Goat Fencing on Ledgy Land = Hard Work

 Don has been setting the corner posts for the small goat pasture by the barn. It will open up to a larger grazing area after the logger comes and does some clearing. It has been HOT so he put up an umbrella over the holes when he dug them. To make matters even more difficult our land is very ledgy with almost no topsoil in some areas. Don came up with a plan to make the corner posts stable by using rebar and cement. He drilled down into the ledge put the rebar in the ledge and into the post and then cemented it. He also ran rebar out from the sides as you will see in the photos. What a project!

 Success! The first post is cemented in.

 The braces are just a support until the cement dries

 As you can see in this second hole there is not much topsoil at this spot before you hit ledge. 

 Setting out the white line posts is a lot easier than installing all the corner posts. The tension from the electric fence requires really solid corner posts. The line posts, between corners don't need to be as solid. 

 If you look at the bottom of this post you will see how he has the rebar running out from the sides of the post in a + shape.

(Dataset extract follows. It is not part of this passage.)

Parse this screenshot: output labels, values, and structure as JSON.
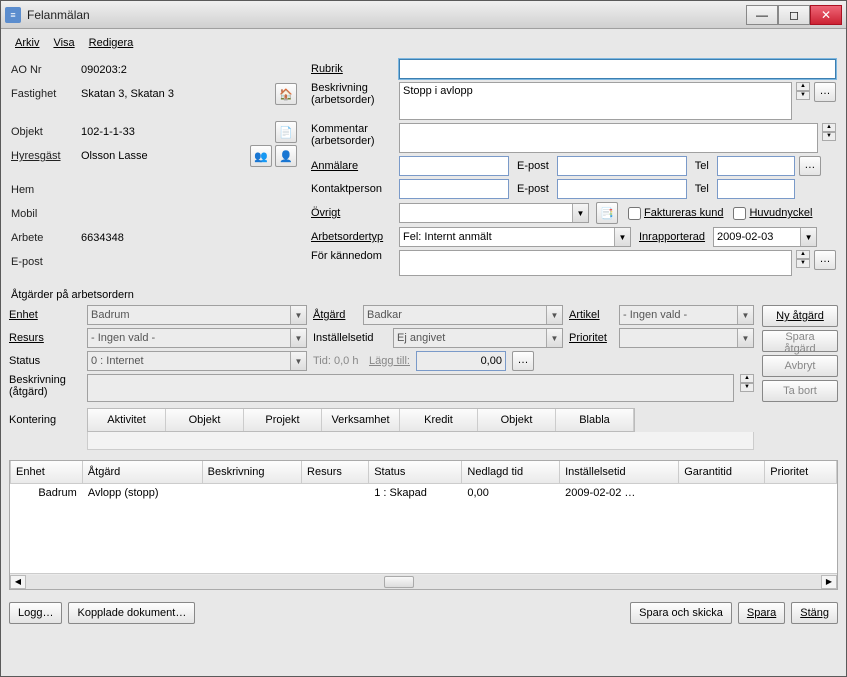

 Mixing the cement in the hot, hot sun!

 Shoveling the cement over the rebar

 The 3rd post had to be installed directly on the ledge. Don added a pin that goes into the ledge and up into the post and the the + of pins in the post like the other. Plus he drilled four other pins down into the ledge. The cement will be poured over all to those pins up onto the post. The wooden frame is just  a form to hold the cement and will be removed later.  

3 posts down and more to go. Looks like the weather is going to be disagreeable so not sure how much we will get done on Sunday. 

Friday, August 19, 2016

Garden Freebies Growing in Compost Pile (And More)

We have been so focused on building the chicken coop and goat barn, fencing in the chicken run and goat pasture etc.. that we didn't get a garden planted this year. Our compost pile saw our dilemma and came through with some broccoli, two different types of tomatoes and some spaghetti squash. I also had some horseradish root left over after making Fire Cider so I stuck that in the ground and it is growing like crazy. I made sure to keep that where it would not be too invasive.  I so love these free garden gifts that happen with cold compost piles. 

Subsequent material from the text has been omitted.